I made the cake for the wedding reception that I went to this past weekend.
There was cake drama.
When I got to the Jimison's house, I knew that there would not be room in the refrigerator for the wedding cake, so I thought quickly and texted a friend whose parents live in town to see if I could keep the cake in their fridge. Yes! Within the next hour the cake was safely stowed in Griffin's fridge thanks to Ben and his dream Mom, Marilyn.
This was the day before the event, so my plan was to come back a few hours before the party and assemble and finish the cake. No big deal.
I woke up early at the Jimison's and made an extra batch of buttercream just to be on the safe side of things. I didn't want any single thing to possibly hold up the cake going together, drama free. I dyed the frosting a perfect shade of green to match the envelopes to the invites. It was great. Everything was great. I am a Swiss Buttercream pro.
it's about 2:30 so I walk home from the Temple where every body was taking pictures of every body taking pictures. Pack up all my tools, grab my extra butter cream, and walk over to the Griffin's. I take the cakes (the two tiers were already assembled with a crumb coat), the buttercream I had made in Salt Lake, and the batch of buttercream I had made that morning. I'm just hanging out for a second because the buttercream needs to thaw for a couple of minutes... because it really is mostly butter...
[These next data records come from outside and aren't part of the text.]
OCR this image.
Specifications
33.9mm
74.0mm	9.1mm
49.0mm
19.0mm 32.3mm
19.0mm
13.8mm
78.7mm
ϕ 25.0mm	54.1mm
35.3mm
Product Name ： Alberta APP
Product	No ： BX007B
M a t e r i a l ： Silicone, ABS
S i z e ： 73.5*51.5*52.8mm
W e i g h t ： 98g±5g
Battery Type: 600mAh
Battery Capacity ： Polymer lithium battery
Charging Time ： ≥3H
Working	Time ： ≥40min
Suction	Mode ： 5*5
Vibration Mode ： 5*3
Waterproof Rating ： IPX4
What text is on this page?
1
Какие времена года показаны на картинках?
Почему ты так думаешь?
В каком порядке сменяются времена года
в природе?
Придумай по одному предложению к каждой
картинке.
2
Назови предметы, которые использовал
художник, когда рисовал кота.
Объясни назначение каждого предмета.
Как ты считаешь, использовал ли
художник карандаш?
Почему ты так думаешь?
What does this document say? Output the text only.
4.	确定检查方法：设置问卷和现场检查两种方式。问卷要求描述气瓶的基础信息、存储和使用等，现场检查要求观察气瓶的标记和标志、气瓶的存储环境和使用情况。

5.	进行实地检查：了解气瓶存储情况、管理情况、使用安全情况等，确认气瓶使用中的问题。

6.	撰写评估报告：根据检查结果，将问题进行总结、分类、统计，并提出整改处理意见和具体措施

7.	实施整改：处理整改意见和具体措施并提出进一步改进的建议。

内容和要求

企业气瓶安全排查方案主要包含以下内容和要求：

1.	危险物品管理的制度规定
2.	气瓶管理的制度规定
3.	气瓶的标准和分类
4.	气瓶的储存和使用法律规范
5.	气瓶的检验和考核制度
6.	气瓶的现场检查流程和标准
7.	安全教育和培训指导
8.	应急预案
I start pushing around the slc buttercream, just to see if it's thawed enough to repair a little travel damage on the cakes before I decorate them with the Rexburg buttercream.... It started to break into chunks, and seperate.
Ok... Rexburg buttercream. I decided to put in the pastry bag, and warm it up a little with my hands to start working on the cake... now this one starts to separate. But since it's dyed green, it starts to look like something out of a science fiction movie as I am watching it curdle and separate while green liquid rises in the bowl.
I started to freak out.
WHAT IS HAPPENING. I have never had a buttercream separate before. EVER. And this reception starts in 2 hours, and I have to get this thing decorated. The crumb coat isn't going to cut it. Marylin got home to me fanatic and horrified. "I don't understand what's happening," I told her. "This has never happened to me before".
I start trying to figure out what it could be, but then I just decide that it isn't important. I will just make more buttercream, and get on with it. We gather up the ingredients and tools, and I start making another batch. I get all the way to the stage where you add the butter, and I am watching it start to resemble the others.
I'm sweating, I'm panicking, and then I prayed. WHAT DO I DO? THIS HAS TO WORK!
Calmly and quietly, this was the answer I got.
stop. put the bowl in the fridge. turn out the lights.
I did all of those things. I turned off the beaters, I stuck the bowl in the frige, and I turned off every light in the kitchen.
It then dawned on me that there was a low spot light directly over me, and all of my broken buttercream. I thanked HF, and took a minute to clean things up and collect myself. Marilyn came back into the kitchen and asked why all the lights were off, and I told her that I realized that they were the cause of the curdled frosting. She then told me that the counter felt cold, but she put things on it to thaw... hence the floating green liquid, ie. melted butter. It was getting zapped from both sides.
I waited about 15 minutes and pulled the buttercream out of the fridge, beat it as smooth as it would get for being nearly dead, frosted the cake, decorated the cake, and then worked with Marylin like we were on a Food Network Challenge to get the cake back to the Jimison's.
It amazing how having a two foot cake in your lap on a 10 inch cake stand will point out every bump, crack, and pebble in the road.
It was finished. It was where it was supposed to be. It looked pretty good, all things considering, but above all, it tasted really good, and I was able to make a very sweet cake topper because of the one that Andrea had made a week earlier in Toronto. It worked perfectly. Thank you Andrea for the brilliant idea!!!
so thanks to everyone who helped make the cake happen. Ashlee for ingredient shopping with me, James and Annie for cake transporting, Ben for helping find a home for the cake, Marylin for letting me use your kitchen, giving me ingredients for that last buttercream, and letting me use your beautiful cake stand, and Andrea for inventing such a wonderful cake topper!
so will there be more wedding cake making in my future? I hope not. But probably.
This is the only picture I have seen so far, if any others get posted I will add them.